The time is now. The impact investing field has grown leaps and bounds since the Global Impact Investment Network first started tracking the growth of the field in 2010. Networks like Toniic and The ImPact have brought together a range of interested investors who want to learn more about allocating for impact. Even dedicated impact funds are attracting LPs with diverse motivations. We’ve witnessed large-scale asset managers jump into the space, alongside a rise in specialty managers that are building businesses around servicing impact.

With a surge in activity, the Case Foundation’s commitment to transparency laid out in SSIR is particularly critical. We believe that to truly scale impact investing, we need to continue to engage in discourse around the challenges and solutions we are encountering in our everyday work.

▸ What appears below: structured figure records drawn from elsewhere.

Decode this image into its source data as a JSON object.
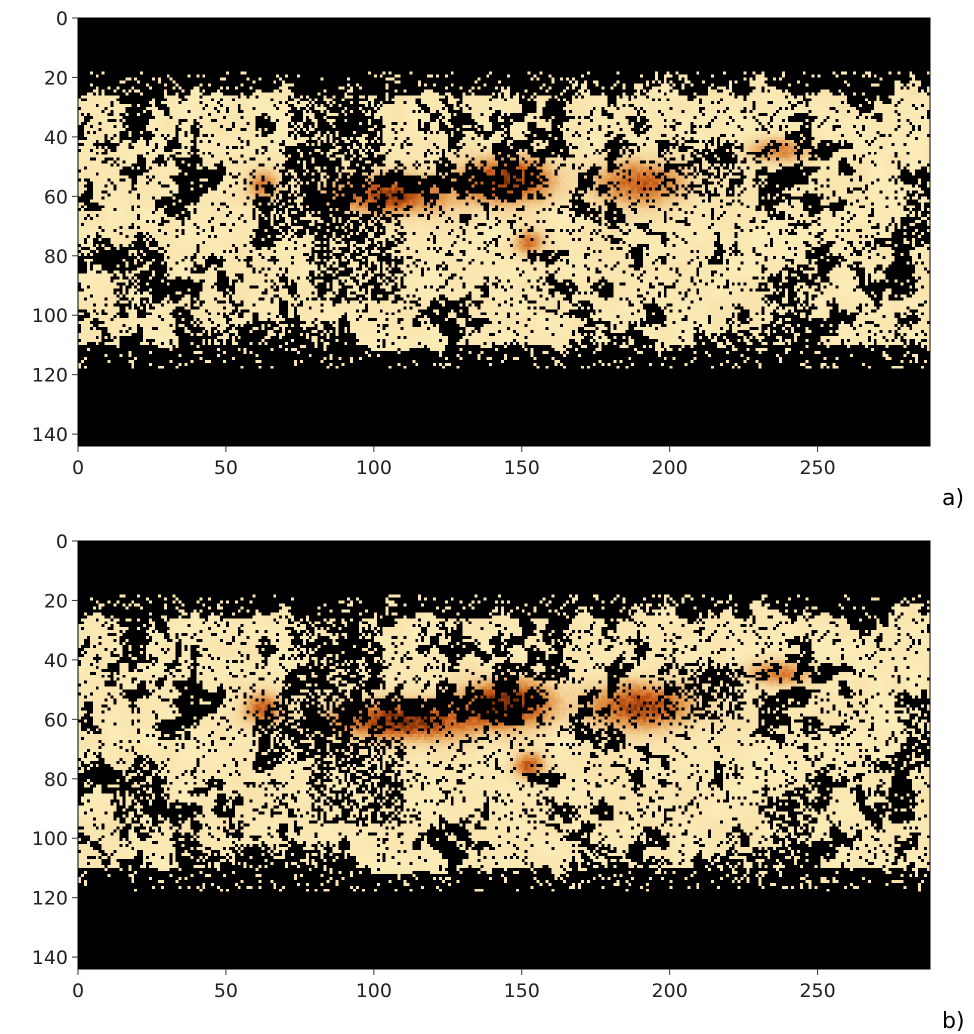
{
  "chart_data": [
    {
      "type": "heatmap",
      "panel_label": "a)",
      "xlim": [
        0,
        288
      ],
      "ylim": [
        144,
        0
      ],
      "xticks": [
        0,
        50,
        100,
        150,
        200,
        250
      ],
      "yticks": [
        0,
        20,
        40,
        60,
        80,
        100,
        120,
        140
      ],
      "background": "#000000",
      "colormap": [
        "#000000",
        "#7a2e05",
        "#c85a17",
        "#e39a4e",
        "#f5d79e",
        "#fff7c4"
      ],
      "hotspots": [
        {
          "x": 62,
          "y": 56,
          "v": 0.55,
          "rx": 5,
          "ry": 5
        },
        {
          "x": 105,
          "y": 59,
          "v": 0.9,
          "rx": 18,
          "ry": 6
        },
        {
          "x": 145,
          "y": 54,
          "v": 0.95,
          "rx": 14,
          "ry": 7
        },
        {
          "x": 190,
          "y": 55,
          "v": 0.7,
          "rx": 14,
          "ry": 7
        },
        {
          "x": 237,
          "y": 44,
          "v": 0.55,
          "rx": 10,
          "ry": 4
        },
        {
          "x": 152,
          "y": 75,
          "v": 0.6,
          "rx": 5,
          "ry": 4
        }
      ]
    },
    {
      "type": "heatmap",
      "panel_label": "b)",
      "xlim": [
        0,
        288
      ],
      "ylim": [
        144,
        0
      ],
      "xticks": [
        0,
        50,
        100,
        150,
        200,
        250
      ],
      "yticks": [
        0,
        20,
        40,
        60,
        80,
        100,
        120,
        140
      ],
      "background": "#000000",
      "colormap": [
        "#000000",
        "#7a2e05",
        "#c85a17",
        "#e39a4e",
        "#f5d79e",
        "#fff7c4"
      ],
      "hotspots": [
        {
          "x": 62,
          "y": 56,
          "v": 0.7,
          "rx": 6,
          "ry": 5
        },
        {
          "x": 110,
          "y": 60,
          "v": 1.0,
          "rx": 22,
          "ry": 6
        },
        {
          "x": 145,
          "y": 54,
          "v": 1.0,
          "rx": 14,
          "ry": 7
        },
        {
          "x": 190,
          "y": 55,
          "v": 0.85,
          "rx": 16,
          "ry": 7
        },
        {
          "x": 237,
          "y": 44,
          "v": 0.6,
          "rx": 10,
          "ry": 4
        },
        {
          "x": 152,
          "y": 75,
          "v": 0.75,
          "rx": 5,
          "ry": 4
        }
      ]
    }
  ]
}
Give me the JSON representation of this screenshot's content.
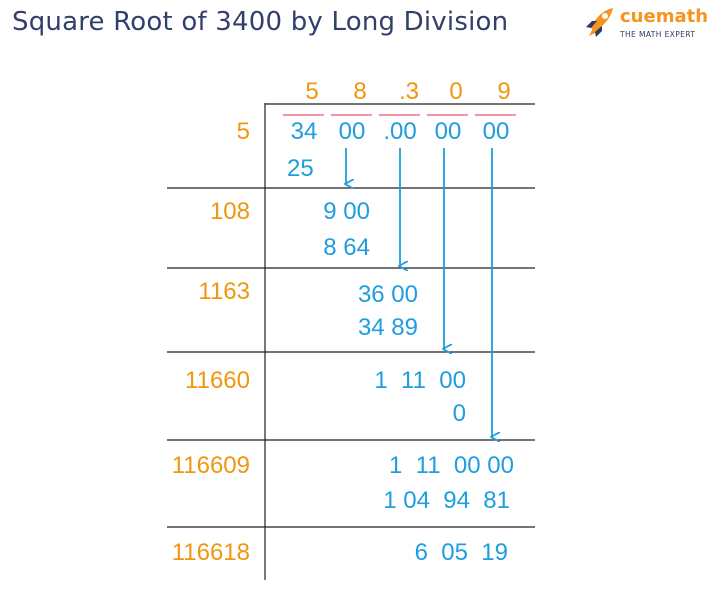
{
  "title": "Square Root of 3400 by Long Division",
  "logo": {
    "name": "cuemath",
    "tagline": "THE MATH EXPERT",
    "icon": "rocket-icon"
  },
  "colors": {
    "title": "#333f6b",
    "orange": "#f0960f",
    "blue": "#1e9ee0",
    "pair_bar": "#e8748a",
    "line": "#222222"
  },
  "quotient": [
    "5",
    "8",
    ".3",
    "0",
    "9"
  ],
  "dividend": [
    "34",
    "00",
    ".00",
    "00",
    "00"
  ],
  "steps": [
    {
      "divisor": "108",
      "carry": "9 00",
      "subtract": "8 64"
    },
    {
      "divisor": "1163",
      "carry": "36 00",
      "subtract": "34 89"
    },
    {
      "divisor": "11660",
      "carry": "1  11  00",
      "subtract": "0"
    },
    {
      "divisor": "116609",
      "carry": "1  11  00 00",
      "subtract": "1 04  94  81"
    }
  ],
  "first": {
    "divisor": "5",
    "subtract": "25"
  },
  "remainder": {
    "divisor": "116618",
    "value": "6  05  19"
  }
}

Changing the culture around transparency and disclosure

Since a public commitment from the stage of the Milken Global Conference, we’ve been working to build a data-driven visualization of impact investing transactions to-date. Our hope is that by visualizing and bringing the connections between actors to life, we can foster a better understanding of the enormous potential of the impact investing movement. Such transparency around historical data is key to encouraging more participation in the impact investing space and tapping into the vast amounts of capital and interest that are not yet part of the movement.

For many skeptical investors and institutions, pointing to concrete examples of what impact investments look like, who’s involved, and the size and type of capital deployed, is a necessary part of myth-busting.